Selain mencatat tingkat kepuasan yang berada pada kategori sangat baik, Jasa Raharja juga membukukan Customer Engagement Index (CEI) sebesar 92,62%. Angka tersebut menunjukkan tingginya tingkat keterikatan stakeholders terhadap perusahaan.
Dari sisi loyalitas, Brand Loyalty Index (BLI) mencapai 93,65%, yang mencerminkan kuatnya loyalitas stakeholders terhadap merek Jasa Raharja. Sementara itu, pada indikator Net Promoter Score (NPS), perusahaan mencatat skor sebesar 76,99%, lebih tinggi dibandingkan benchmark rata-rata industri yang berada di angka 69,41%. Hasil tersebut menunjukkan kecenderungan positif stakeholders untuk merekomendasikan layanan Jasa Raharja kepada pihak lain.
Menurut Awaluddin, tingginya tingkat rekomendasi tersebut menjadi salah satu indikator penting yang mencerminkan tingkat kepercayaan stakeholders terhadap perusahaan. Oleh karena itu, Jasa Raharja akan terus memperkuat kualitas interaksi dan pelayanan guna menjaga hubungan yang berkelanjutan dengan seluruh pemangku kepentingan.

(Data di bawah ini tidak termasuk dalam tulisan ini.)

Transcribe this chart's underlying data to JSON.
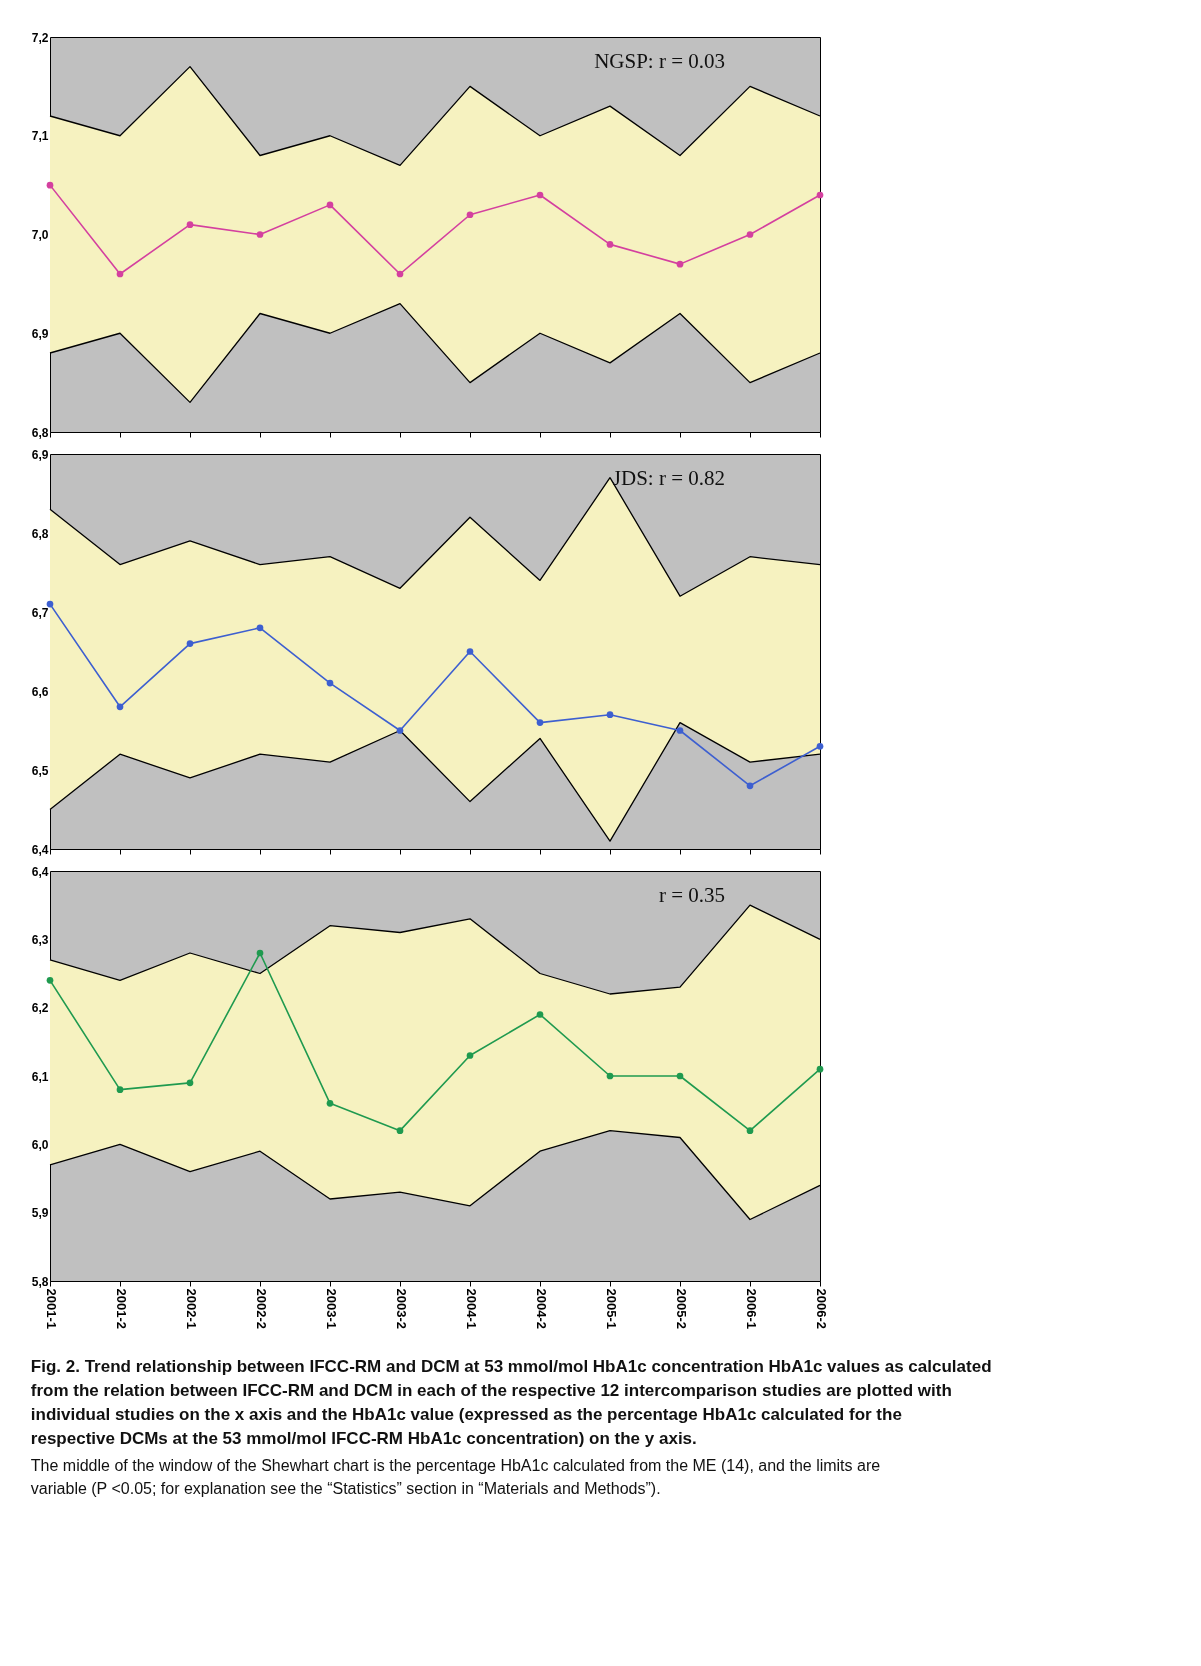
{
  "chart_data": [
    {
      "type": "line",
      "categories": [
        "2001-1",
        "2001-2",
        "2002-1",
        "2002-2",
        "2003-1",
        "2003-2",
        "2004-1",
        "2004-2",
        "2005-1",
        "2005-2",
        "2006-1",
        "2006-2"
      ],
      "ylim": [
        6.8,
        7.2
      ],
      "yticks": [
        {
          "value": 6.8,
          "label": "6,8"
        },
        {
          "value": 6.9,
          "label": "6,9"
        },
        {
          "value": 7.0,
          "label": "7,0"
        },
        {
          "value": 7.1,
          "label": "7,1"
        },
        {
          "value": 7.2,
          "label": "7,2"
        }
      ],
      "tick_labels": "y",
      "grid": false,
      "marker": "circle",
      "line_style": "solid",
      "annotations": [
        "NGSP: r = 0.03"
      ],
      "series": [
        {
          "color": "#d4409f",
          "values": [
            7.05,
            6.96,
            7.01,
            7.0,
            7.03,
            6.96,
            7.02,
            7.04,
            6.99,
            6.97,
            7.0,
            7.04
          ],
          "lower": [
            6.88,
            6.9,
            6.83,
            6.92,
            6.9,
            6.93,
            6.85,
            6.9,
            6.87,
            6.92,
            6.85,
            6.88
          ],
          "upper": [
            7.12,
            7.1,
            7.17,
            7.08,
            7.1,
            7.07,
            7.15,
            7.1,
            7.13,
            7.08,
            7.15,
            7.12
          ]
        },
        {
          "color": "#000000",
          "marker": "none",
          "values": [
            7.12,
            7.1,
            7.17,
            7.08,
            7.1,
            7.07,
            7.15,
            7.1,
            7.13,
            7.08,
            7.15,
            7.12
          ]
        },
        {
          "color": "#000000",
          "marker": "none",
          "values": [
            6.88,
            6.9,
            6.83,
            6.92,
            6.9,
            6.93,
            6.85,
            6.9,
            6.87,
            6.92,
            6.85,
            6.88
          ]
        }
      ]
    },
    {
      "type": "line",
      "categories": [
        "2001-1",
        "2001-2",
        "2002-1",
        "2002-2",
        "2003-1",
        "2003-2",
        "2004-1",
        "2004-2",
        "2005-1",
        "2005-2",
        "2006-1",
        "2006-2"
      ],
      "ylim": [
        6.4,
        6.9
      ],
      "yticks": [
        {
          "value": 6.4,
          "label": "6,4"
        },
        {
          "value": 6.5,
          "label": "6,5"
        },
        {
          "value": 6.6,
          "label": "6,6"
        },
        {
          "value": 6.7,
          "label": "6,7"
        },
        {
          "value": 6.8,
          "label": "6,8"
        },
        {
          "value": 6.9,
          "label": "6,9"
        }
      ],
      "tick_labels": "y",
      "grid": false,
      "marker": "circle",
      "line_style": "solid",
      "annotations": [
        "JDS: r = 0.82"
      ],
      "series": [
        {
          "color": "#3d5fd0",
          "values": [
            6.71,
            6.58,
            6.66,
            6.68,
            6.61,
            6.55,
            6.65,
            6.56,
            6.57,
            6.55,
            6.48,
            6.53
          ],
          "lower": [
            6.45,
            6.52,
            6.49,
            6.52,
            6.51,
            6.55,
            6.46,
            6.54,
            6.41,
            6.56,
            6.51,
            6.52
          ],
          "upper": [
            6.83,
            6.76,
            6.79,
            6.76,
            6.77,
            6.73,
            6.82,
            6.74,
            6.87,
            6.72,
            6.77,
            6.76
          ]
        },
        {
          "color": "#000000",
          "marker": "none",
          "values": [
            6.83,
            6.76,
            6.79,
            6.76,
            6.77,
            6.73,
            6.82,
            6.74,
            6.87,
            6.72,
            6.77,
            6.76
          ]
        },
        {
          "color": "#000000",
          "marker": "none",
          "values": [
            6.45,
            6.52,
            6.49,
            6.52,
            6.51,
            6.55,
            6.46,
            6.54,
            6.41,
            6.56,
            6.51,
            6.52
          ]
        }
      ]
    },
    {
      "type": "line",
      "categories": [
        "2001-1",
        "2001-2",
        "2002-1",
        "2002-2",
        "2003-1",
        "2003-2",
        "2004-1",
        "2004-2",
        "2005-1",
        "2005-2",
        "2006-1",
        "2006-2"
      ],
      "ylim": [
        5.8,
        6.4
      ],
      "yticks": [
        {
          "value": 5.8,
          "label": "5,8"
        },
        {
          "value": 5.9,
          "label": "5,9"
        },
        {
          "value": 6.0,
          "label": "6,0"
        },
        {
          "value": 6.1,
          "label": "6,1"
        },
        {
          "value": 6.2,
          "label": "6,2"
        },
        {
          "value": 6.3,
          "label": "6,3"
        },
        {
          "value": 6.4,
          "label": "6,4"
        }
      ],
      "grid": false,
      "marker": "circle",
      "line_style": "solid",
      "title": "Fig. 2. Trend relationship between IFCC-RM and DCM at 53 mmol/mol HbA1c concentration HbA1c values as calculated from the relation between IFCC-RM and DCM in each of the respective 12 intercomparison studies are plotted with individual studies on the x axis and the HbA1c value (expressed as the percentage HbA1c calculated for the respective DCMs at the 53 mmol/mol IFCC-RM HbA1c concentration) on the y axis.",
      "annotations": [
        "r = 0.35",
        "The middle of the window of the Shewhart chart is the percentage HbA1c calculated from the ME (14), and the limits are variable (P <0.05; for explanation see the “Statistics” section in “Materials and Methods”)."
      ],
      "series": [
        {
          "color": "#1f9a4f",
          "values": [
            6.24,
            6.08,
            6.09,
            6.28,
            6.06,
            6.02,
            6.13,
            6.19,
            6.1,
            6.1,
            6.02,
            6.11
          ],
          "lower": [
            5.97,
            6.0,
            5.96,
            5.99,
            5.92,
            5.93,
            5.91,
            5.99,
            6.02,
            6.01,
            5.89,
            5.94
          ],
          "upper": [
            6.27,
            6.24,
            6.28,
            6.25,
            6.32,
            6.31,
            6.33,
            6.25,
            6.22,
            6.23,
            6.35,
            6.3
          ]
        },
        {
          "color": "#000000",
          "marker": "none",
          "values": [
            6.27,
            6.24,
            6.28,
            6.25,
            6.32,
            6.31,
            6.33,
            6.25,
            6.22,
            6.23,
            6.35,
            6.3
          ]
        },
        {
          "color": "#000000",
          "marker": "none",
          "values": [
            5.97,
            6.0,
            5.96,
            5.99,
            5.92,
            5.93,
            5.91,
            5.99,
            6.02,
            6.01,
            5.89,
            5.94
          ]
        }
      ]
    }
  ]
}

“Kepercayaan stakeholders merupakan hal yang sangat penting bagi kami. Karena itu, kami akan terus memperkuat engagement dan loyalitas, sekaligus memastikan layanan Jasa Raharja semakin mudah diakses dan memberikan pengalaman yang positif bagi seluruh stakeholders,” katanya.
Dari aspek kemudahan layanan, Hassle Free Index (HFI) yang mencapai 97,05% menunjukkan bahwa sebagian besar stakeholders tidak mengalami kendala maupun kerumitan dalam mengakses layanan Jasa Raharja. Capaian tersebut memperkuat komitmen perusahaan dalam menghadirkan layanan yang cepat, mudah, dan berorientasi pada kebutuhan pengguna.
Meski demikian, Awaluddin menegaskan bahwa hasil positif tersebut tidak membuat perusahaan berpuas diri. Sebaliknya, hasil survei akan menjadi bahan evaluasi untuk terus menyempurnakan berbagai aspek layanan, khususnya dalam menjaga kepuasan, meningkatkan engagement dan loyalitas, serta menghadirkan pengalaman layanan yang semakin baik.
“Hasil survei ini menjadi bahan evaluasi bagi kami untuk terus melakukan penyempurnaan. Kami akan menjaga apa yang sudah baik dan memperbaiki aspek-aspek yang masih memiliki ruang peningkatan, sehingga layanan Jasa Raharja dapat semakin mudah, responsif, dan memberikan manfaat bagi stakeholders,” tutup Awaluddin.